31). Nostalgia (2)
This moment where we become one.
-K.M.
*****
Ditanya seperti itu, pikiran Krisna lantas dipenuhi oleh sejumlah bayangan seolah membuka video arsipan lama. Kenangan tentang Elina lagi-lagi menyeruak di antara memori lain hingga berhasil membuatnya asyik sendiri.
Meskipun demikian, Meira tak lagi memburu-buruinya seperti barusan. Ditilik dari posisi duduknya yang menyamping dengan punggung yang disandarkan ke tembok menjadi caranya untuk mendengarkan dengan sabar.

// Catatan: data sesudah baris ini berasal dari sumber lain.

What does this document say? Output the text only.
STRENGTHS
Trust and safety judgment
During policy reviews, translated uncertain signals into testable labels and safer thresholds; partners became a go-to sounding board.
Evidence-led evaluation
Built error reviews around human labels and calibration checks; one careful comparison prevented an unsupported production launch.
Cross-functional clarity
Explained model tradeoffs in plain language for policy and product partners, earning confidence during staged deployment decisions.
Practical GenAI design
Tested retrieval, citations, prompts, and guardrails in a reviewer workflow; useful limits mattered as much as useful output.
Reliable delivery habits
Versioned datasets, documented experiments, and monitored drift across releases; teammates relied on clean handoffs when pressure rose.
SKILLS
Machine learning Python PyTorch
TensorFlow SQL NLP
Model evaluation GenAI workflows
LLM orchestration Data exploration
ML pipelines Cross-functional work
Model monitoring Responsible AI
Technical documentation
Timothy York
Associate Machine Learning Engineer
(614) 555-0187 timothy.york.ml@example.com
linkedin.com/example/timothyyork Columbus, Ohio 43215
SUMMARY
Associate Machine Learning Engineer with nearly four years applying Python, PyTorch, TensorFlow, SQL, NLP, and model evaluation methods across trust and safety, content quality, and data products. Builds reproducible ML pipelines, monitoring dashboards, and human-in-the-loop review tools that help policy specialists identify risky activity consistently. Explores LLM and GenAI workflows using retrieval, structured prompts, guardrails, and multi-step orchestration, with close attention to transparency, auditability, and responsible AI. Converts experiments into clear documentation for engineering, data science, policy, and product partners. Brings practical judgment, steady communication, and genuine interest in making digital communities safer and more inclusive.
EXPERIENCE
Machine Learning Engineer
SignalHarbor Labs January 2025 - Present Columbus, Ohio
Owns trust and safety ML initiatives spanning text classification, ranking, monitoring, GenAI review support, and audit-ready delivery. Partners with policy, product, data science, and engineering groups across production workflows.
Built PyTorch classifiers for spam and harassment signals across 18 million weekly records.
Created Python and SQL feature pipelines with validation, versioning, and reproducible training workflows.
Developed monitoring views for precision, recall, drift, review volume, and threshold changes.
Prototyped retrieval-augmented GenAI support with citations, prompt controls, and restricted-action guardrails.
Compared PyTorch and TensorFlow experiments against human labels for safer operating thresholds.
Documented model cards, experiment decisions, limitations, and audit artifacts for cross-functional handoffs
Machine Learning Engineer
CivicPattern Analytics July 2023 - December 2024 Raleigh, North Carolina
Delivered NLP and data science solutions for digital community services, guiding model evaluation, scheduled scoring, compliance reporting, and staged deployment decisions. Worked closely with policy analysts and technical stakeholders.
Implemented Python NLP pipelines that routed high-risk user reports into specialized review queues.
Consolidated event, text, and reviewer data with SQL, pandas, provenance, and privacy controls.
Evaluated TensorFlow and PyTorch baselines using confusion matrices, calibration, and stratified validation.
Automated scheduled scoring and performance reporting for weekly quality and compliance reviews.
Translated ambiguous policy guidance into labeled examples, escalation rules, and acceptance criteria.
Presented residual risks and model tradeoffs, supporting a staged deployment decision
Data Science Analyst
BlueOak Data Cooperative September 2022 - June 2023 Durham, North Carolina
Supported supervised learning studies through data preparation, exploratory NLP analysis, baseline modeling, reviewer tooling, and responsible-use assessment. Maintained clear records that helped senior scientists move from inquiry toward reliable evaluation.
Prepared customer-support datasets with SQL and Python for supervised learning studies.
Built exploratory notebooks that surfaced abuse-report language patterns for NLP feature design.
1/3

Mata gadis itu menatap intens. Jika saja Krisna tidak sedang berada dalam proses menggali memori dan terbuai karenanya, dia pasti akan merasa kurang nyaman dengan acara tatap-tatapan seperti ini. Tambahannya, suasana di antara mereka cukup mendukung nuansa romantis; lampu kuning, desain klasik, alunan musik balada, serta area tempat duduk yang didesain mengelompok karena jaraknya yang jauh dengan meja yang lain.
Sejujurnya jika mereka terdistraksi dan mau sekali saja memperhatikan keadaan di sekitar, ada pasangan yang sedang asyik berdekatan di ujung meja yang lain.
"Gue ngenal Elina dari Ferdian yang berawal dari adu debat random. Bisa dibilang, gue sering ngerasa risih setiap Elina ngebucinin Ferdian secara berlebihan."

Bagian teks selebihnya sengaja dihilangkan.